In test_driver/app.dart, you will find dataHandler used by the enableFlutterDriverExtension() call. This allows two-way communication between the tested application and the tests (that can send messages using driver.requestData('cmd')). This is an interesting technique to use to enable and disable mocks as you do the testing.
To simplify and make mocking dynamic, I have introduced mocks into the application state by adding a mocks object
to the state (see model/appstate.dart
). The mocks object is a map of objects that can be used throughout the application (i.e. dependency injection through app state). See in ui/login/index.dart and the _AuthPageState class
for an example with the Auth0Client.
In investigating the various state management approaches, Brian Egan's http://fluttersamples.com/ was very helpful. I tried out a few approaches and initially ended up on scoped_model as an approach that is intuitive, plays well with the Flutter principles of app design, and that is powerful enough to support a production app. State management is a matter of taste, but I was trying to find the set of app architectural approaches that fit with Flutter and that can support a bigger team of developers.

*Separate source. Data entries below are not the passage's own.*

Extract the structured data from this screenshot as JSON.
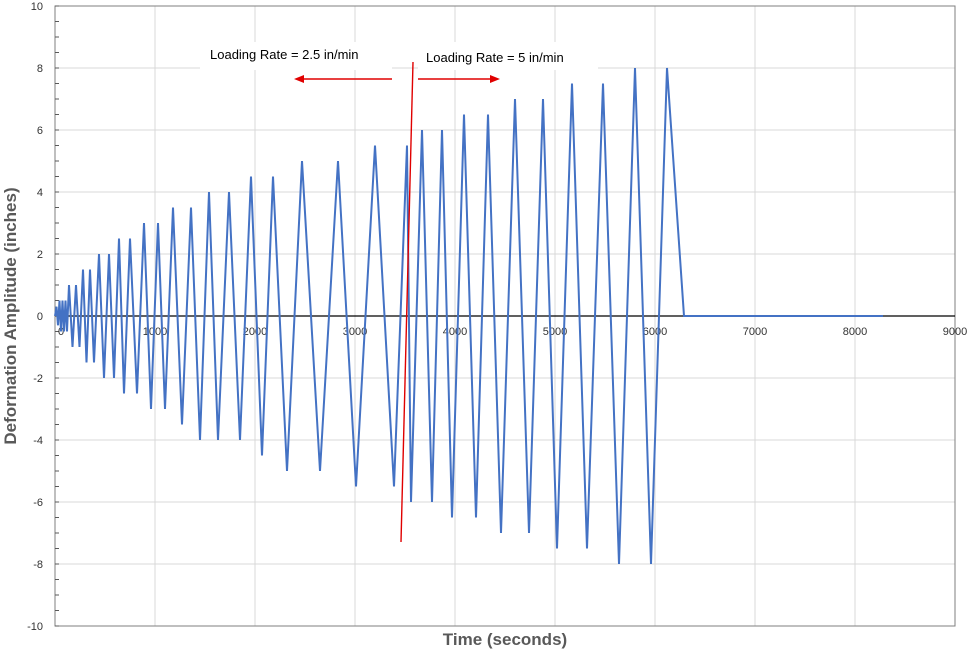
{
  "chart_data": {
    "type": "line",
    "xlabel": "Time (seconds)",
    "ylabel": "Deformation Amplitude (inches)",
    "xlim": [
      0,
      9000
    ],
    "ylim": [
      -10,
      10
    ],
    "x_ticks": [
      0,
      1000,
      2000,
      3000,
      4000,
      5000,
      6000,
      7000,
      8000,
      9000
    ],
    "y_ticks": [
      -10,
      -8,
      -6,
      -4,
      -2,
      0,
      2,
      4,
      6,
      8,
      10
    ],
    "grid": true,
    "series": [
      {
        "color": "#4472C4",
        "x": [
          0,
          15,
          30,
          45,
          60,
          75,
          90,
          105,
          120,
          140,
          175,
          210,
          245,
          280,
          315,
          350,
          390,
          440,
          490,
          540,
          590,
          640,
          690,
          750,
          820,
          890,
          960,
          1030,
          1100,
          1180,
          1270,
          1360,
          1450,
          1540,
          1630,
          1740,
          1850,
          1960,
          2070,
          2180,
          2320,
          2470,
          2650,
          2830,
          3010,
          3200,
          3390,
          3520,
          3560,
          3670,
          3770,
          3870,
          3970,
          4090,
          4210,
          4330,
          4460,
          4600,
          4740,
          4880,
          5020,
          5170,
          5320,
          5480,
          5640,
          5800,
          5960,
          6120,
          6290,
          6460,
          6630,
          6800,
          6980,
          7160,
          7340,
          7520,
          7710,
          7900,
          8090,
          8280
        ],
        "y": [
          0,
          0.3,
          -0.3,
          0.5,
          -0.5,
          0.5,
          -0.5,
          0.5,
          -0.5,
          1,
          -1,
          1,
          -1,
          1.5,
          -1.5,
          1.5,
          -1.5,
          2,
          -2,
          2,
          -2,
          2.5,
          -2.5,
          2.5,
          -2.5,
          3,
          -3,
          3,
          -3,
          3.5,
          -3.5,
          3.5,
          -4,
          4,
          -4,
          4,
          -4,
          4.5,
          -4.5,
          4.5,
          -5,
          5,
          -5,
          5,
          -5.5,
          5.5,
          -5.5,
          5.5,
          -6,
          6,
          -6,
          6,
          -6.5,
          6.5,
          -6.5,
          6.5,
          -7,
          7,
          -7,
          7,
          -7.5,
          7.5,
          -7.5,
          7.5,
          -8,
          8,
          -8,
          8,
          0,
          0,
          0,
          0,
          0,
          0,
          0,
          0,
          0,
          0,
          0,
          0
        ]
      }
    ],
    "annotations": [
      {
        "text": "Loading Rate = 2.5 in/min",
        "arrow": "left"
      },
      {
        "text": "Loading Rate = 5 in/min",
        "arrow": "right"
      }
    ],
    "divider": {
      "x": 3520,
      "color": "#E00000"
    },
    "annotation_color": "#E00000"
  }
}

This choice turned out to be a pretty good one as the team behind scoped_model also worked on the provider package which in 2019 became the recommended way to provide widget trees with state updates. Provider is not entirely a replacement of scoped_model, quoted from the provider home: "A mixture between dependency injection (DI) and state management, built with widgets for widgets." In the process of replacing scoped_model with provider, I chose not to add a more powerful state management package (like MobX), but rather use simple classes with the ChangeNotifier mixin. This is all that is needed for provider to pick up notifyListeners() calls.